September 4, 2008
Its tough to be a Military Mom
My son is home for a visit. His last stop before Iraq. I can't begin to express the hurt and pain I feel every time I think of him in a foreign country so filled with hate for Americans. Being a Military Mom is tough. All through life you are there to protect your children. Then, you come to a point (or realization) that you have to put it in God's hands. The thought of someone pointing a gun at my child makes me terrified. Not to mention, the thought of him pointing a gun at someone else. How do you ever heal from something like that? Steven has always been a fighter. He tells me he isn't scared but I know him too well.

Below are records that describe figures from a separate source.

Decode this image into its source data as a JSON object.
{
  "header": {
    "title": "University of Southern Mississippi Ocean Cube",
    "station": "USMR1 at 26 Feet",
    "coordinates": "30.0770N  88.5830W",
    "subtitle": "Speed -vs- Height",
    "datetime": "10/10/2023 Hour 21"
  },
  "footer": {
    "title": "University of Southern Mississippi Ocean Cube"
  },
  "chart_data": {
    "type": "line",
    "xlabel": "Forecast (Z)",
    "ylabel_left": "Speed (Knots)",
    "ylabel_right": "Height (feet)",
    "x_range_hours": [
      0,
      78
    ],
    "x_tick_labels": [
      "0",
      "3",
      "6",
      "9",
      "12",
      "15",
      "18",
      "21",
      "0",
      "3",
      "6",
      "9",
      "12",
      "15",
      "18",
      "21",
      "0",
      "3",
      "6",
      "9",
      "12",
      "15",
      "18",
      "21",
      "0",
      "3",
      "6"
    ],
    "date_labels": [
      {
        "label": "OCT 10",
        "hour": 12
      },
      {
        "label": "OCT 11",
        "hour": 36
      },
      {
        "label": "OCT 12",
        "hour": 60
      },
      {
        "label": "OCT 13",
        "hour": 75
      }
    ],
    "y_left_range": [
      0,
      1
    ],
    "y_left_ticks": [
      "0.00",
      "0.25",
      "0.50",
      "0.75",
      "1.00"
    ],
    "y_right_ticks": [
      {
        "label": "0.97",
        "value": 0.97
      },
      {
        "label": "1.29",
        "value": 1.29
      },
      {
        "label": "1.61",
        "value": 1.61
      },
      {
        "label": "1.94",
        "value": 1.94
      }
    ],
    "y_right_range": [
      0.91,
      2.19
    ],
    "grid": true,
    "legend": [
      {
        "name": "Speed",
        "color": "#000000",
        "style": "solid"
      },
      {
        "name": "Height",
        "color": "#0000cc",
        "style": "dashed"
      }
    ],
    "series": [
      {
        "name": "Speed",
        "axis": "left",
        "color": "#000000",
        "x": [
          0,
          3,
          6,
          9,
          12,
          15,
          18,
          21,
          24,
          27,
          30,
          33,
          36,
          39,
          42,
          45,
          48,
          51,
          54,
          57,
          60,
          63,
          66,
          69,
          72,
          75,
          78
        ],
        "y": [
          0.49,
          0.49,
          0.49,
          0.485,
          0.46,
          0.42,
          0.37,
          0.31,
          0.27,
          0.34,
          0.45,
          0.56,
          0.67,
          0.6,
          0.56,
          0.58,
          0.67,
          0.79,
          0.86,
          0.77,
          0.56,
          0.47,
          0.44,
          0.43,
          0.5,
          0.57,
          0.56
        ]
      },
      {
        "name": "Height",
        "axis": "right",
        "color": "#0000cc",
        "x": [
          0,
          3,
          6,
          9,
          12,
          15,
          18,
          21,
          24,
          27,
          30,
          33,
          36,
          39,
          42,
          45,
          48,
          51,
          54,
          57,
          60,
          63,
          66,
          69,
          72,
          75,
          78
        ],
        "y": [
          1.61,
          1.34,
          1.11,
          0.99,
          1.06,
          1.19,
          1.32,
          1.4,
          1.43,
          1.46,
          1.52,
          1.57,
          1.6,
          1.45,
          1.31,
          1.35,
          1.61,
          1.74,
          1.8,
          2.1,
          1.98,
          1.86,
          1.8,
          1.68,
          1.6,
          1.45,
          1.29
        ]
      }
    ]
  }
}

If he had to take someone else's life, he would never be the same. The military trains our children to be killers, and to defend our country at all costs. When its your child going to battle, something in the translation changes. I'm proud to be an American and I back my son and our military 100%. Its just amazing that the majority of the children going there are between the ages of 18 and 21. These are kids right out of high school. I was surprised at Boot camp when I seen the number of kids graduating each day. I wondered, how many of them will actually see battle and if they do, how many will come home?Having a discussion with my son about his life insurance was not an easy one. He is only 20. A "Will" or life insurance policy should be the last thing on his mind. How do you do that with your child and not be affected? It is what it is and I have to be strong for my son. I'm not quite sure how to conclude this posts as I have found my face covered in tears. So I will simply say, keep Steven Woodall in your prayers. Every little bit helps.